After some time, he stopped. He looked me in the eyes and said, ‘Adrian, as much as I encourage you to do all you can to help Charlotte, please try your best to accept the severity of the situation you’re in. It’s not looking good, and accepting that will allow you to cope. Denying it will only hurt more.’
Hearing that really put things in perspective. Rather than asking him how to cure cancer, I decided to ask him how he managed to cope with the situation he was in all those years ago.
He considered my question some time. Then, looking out of the rain-smattered window beside us, he said,
‘I’m not sure if I ever really did cope. I just kept living. I kept breathing. And eventually, like a piece of driftwood lost at sea, I washed up back on the shore.’
We’re all like pieces of driftwood, and life is like the sea. It has waves. Sometimes those waves are small, and sometimes they’re large enough to wipe us out entirely.
We can’t prevent those waves from breaking. No matter how much we think about them or plan for them, their impact will never soften. The waves of life will never stop flowing.
Knowing this — accepting that struggle is a fundamental part of life on earth, is a huge step that all of us need to take if ever we wish to handle change.

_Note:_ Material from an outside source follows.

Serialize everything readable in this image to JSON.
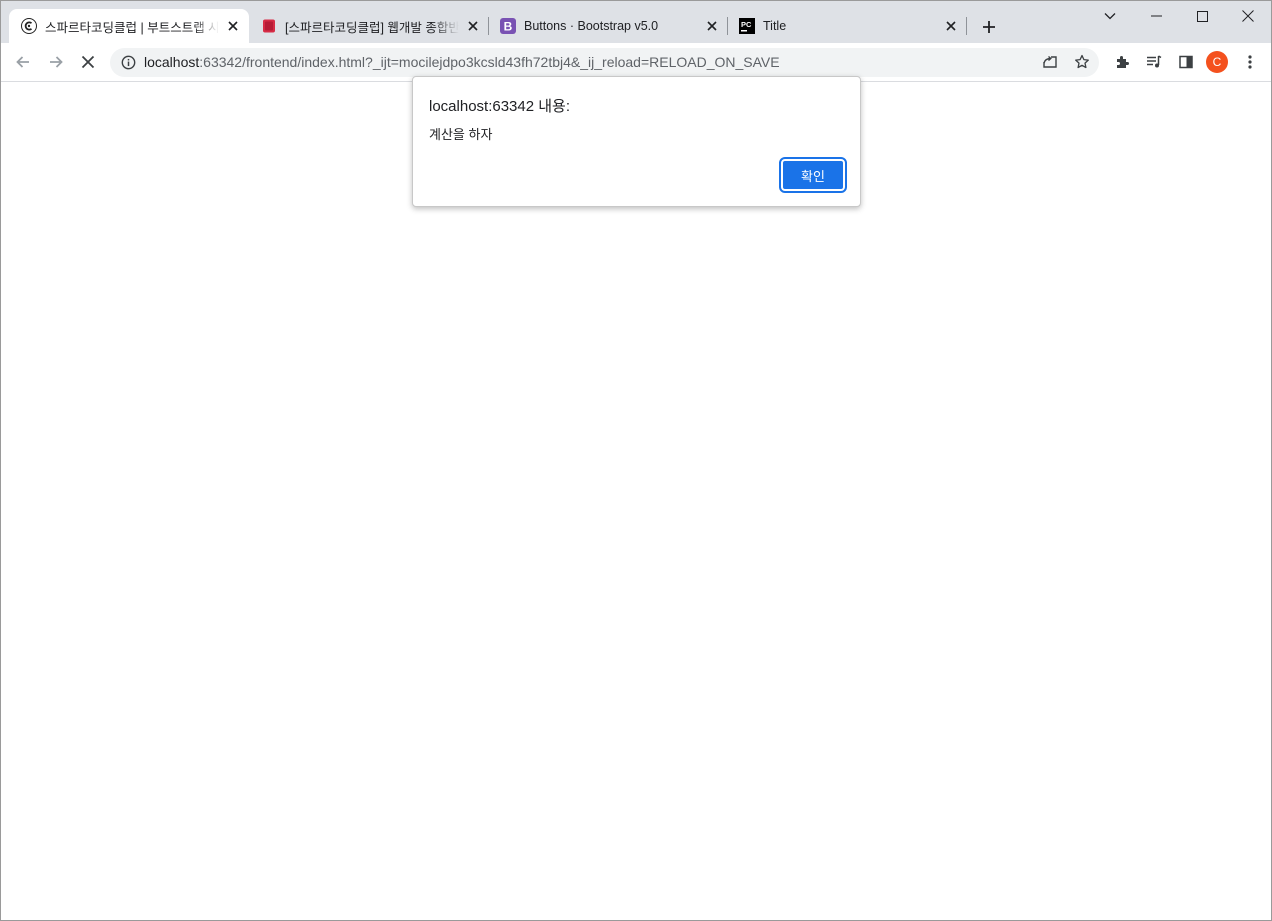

For as long as I continued denying Charlotte’s situation, I was miserable. I couldn’t cope. As soon as I accepted that rough seas may indeed be on the horizon, I wasn’t resisting anymore.
I wasn’t fighting the situation. I could just be present, allowing whatever would come to be to be and sailing through the turbulence of life.
Many of us wish to become better at dealing with change, but the cause to our inability to do so lies in the question. We can’t ‘become better’ at dealing with change, we can only become better at focusing on this moment.
I know it sounds cliché, but often clichés are awarded their title because they deserve it.
When trying to focus on this moment, we’re forced to accept reality. We have no choice but to agree that things are the way they are, and that we might not be able to change that.
Sure, there are elements of our lives that we can change and should work to adjust — like our productivity levels, health and wellbeing. But we can’t change what happens to us. All we can do is change our response.
And, after a year of living what’s felt more like a nightmare than it has a life, I’ve realised that the best response we can have to the turbulence of life is to accept it. To accept the way things are and to root our awareness in this moment.
Unless we do that, the waves will continue to knock us off our feet. Mindfulness is like a surfboard, and the best way we can all begin to navigate change is by learning to surf.